Being a lawyer I’d want to complicate Bollier’s description just a little, the public domain is subject to governance rules, rules which allow the incorporation of the public domain into an all rights reserved intellectual property claim, but don’t permit the exclusion of others from that element of the public domain. So for example one can use a mathematical formula in a patent, the patent can exclude others from making a similar invention but they can use the formula elsewhere. Another example would be that one can copy a text in the public domain for example Bleak House, and claim copyright (a peculiar type of copyright called a published edition) not in the copy but in a reformatted version. As a result someone can’t run off hundreds of copies of your new edition although of course someone else can put out their own printed version of Bleak House.
However the regulations don’t reflect this distinction. Proposed Regulation 2 says in part (my italics):
“(12) In a specific case where a recipient does not wish to protect intellectual property governed by the Act because it wants to place such intellectual property in the public domain through open-source systems, the recipient must apply to NIPMO for approval in prescribed Form IP1, that such intellectual property be placed in the public domain through open-source systems.
(13) When making the appiication under sub-regulation (12), a recipient will be required to demonstrate to NIPMO the following considerations that are impacted by the intellectual property:
(a) it is in the public interest that the intellectual property is in the public domain through open-source systems;
…(14) NIPMO must, in making a decision under sub-regulation (12), consider the considerations demonstrated by the recipient and strike a balance of the following:
(c) the needs of the people of the Republic that could be serviced by such intellectual property, and in particular whether such needs would be best serviced by placing the intellectual property in the public domain through opensource systems or protection through established means;”
There are similar formulations elsewhere in the regulations. So what is the problem? The problem is that some results of research belong in the public domain, and some require what the Act and regulations refer to as ‘protection’ but which would be better described as ‘control’ and that control can best be achieved through open licences, licences which indeed ‘protect’ knowledge by ensuring that uses remains open.

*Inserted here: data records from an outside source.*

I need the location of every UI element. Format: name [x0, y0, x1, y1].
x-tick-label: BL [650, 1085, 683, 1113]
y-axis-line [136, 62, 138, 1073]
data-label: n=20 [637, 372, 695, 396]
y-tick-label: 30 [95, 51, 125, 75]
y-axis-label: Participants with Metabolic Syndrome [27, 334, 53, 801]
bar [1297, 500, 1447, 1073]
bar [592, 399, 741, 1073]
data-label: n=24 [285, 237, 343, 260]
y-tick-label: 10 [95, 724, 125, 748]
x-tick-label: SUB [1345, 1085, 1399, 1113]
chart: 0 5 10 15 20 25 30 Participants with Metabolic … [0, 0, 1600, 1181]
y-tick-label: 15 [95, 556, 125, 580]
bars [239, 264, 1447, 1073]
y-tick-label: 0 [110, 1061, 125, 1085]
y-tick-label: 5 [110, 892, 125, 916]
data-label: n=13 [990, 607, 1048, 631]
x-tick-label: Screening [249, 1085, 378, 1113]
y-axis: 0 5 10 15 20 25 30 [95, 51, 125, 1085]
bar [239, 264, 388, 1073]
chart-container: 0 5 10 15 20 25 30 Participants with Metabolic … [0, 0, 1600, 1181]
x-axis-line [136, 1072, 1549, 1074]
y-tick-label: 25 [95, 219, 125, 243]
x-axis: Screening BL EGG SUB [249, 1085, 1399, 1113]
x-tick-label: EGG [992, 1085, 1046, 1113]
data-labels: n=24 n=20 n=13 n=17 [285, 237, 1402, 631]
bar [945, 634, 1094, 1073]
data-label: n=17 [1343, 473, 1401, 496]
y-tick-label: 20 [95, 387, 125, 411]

The phrase ‘or protection through established means’ is the most troubling, because it ignores of the decades old success of FOSS, Free Open Source Software, in the computer industry, and of the history of science itself which regarded knowledge as a commons, until the recent incursion of Thatcherite economics. Both of these are more far more ‘established’ than the recent American fad for software patents.
The regulations should simply exempt research results which are best protected by being placed in the commons, for example, software which is open source software should be placed in a category that exempts researchers and research institutions from having to apply for it to be patented/non patented. Others, such as genetic data, are best placed in the public domain, so that knowledge will advance faster. The South African research community is best placed to create guidelines.
However the regulations don’t do this, instead they require that every result which is best placed in the public domain, or protected in the commons by an open licence should require that busy researchers have to pause their research while waiting for permission from an administrative bottleneck.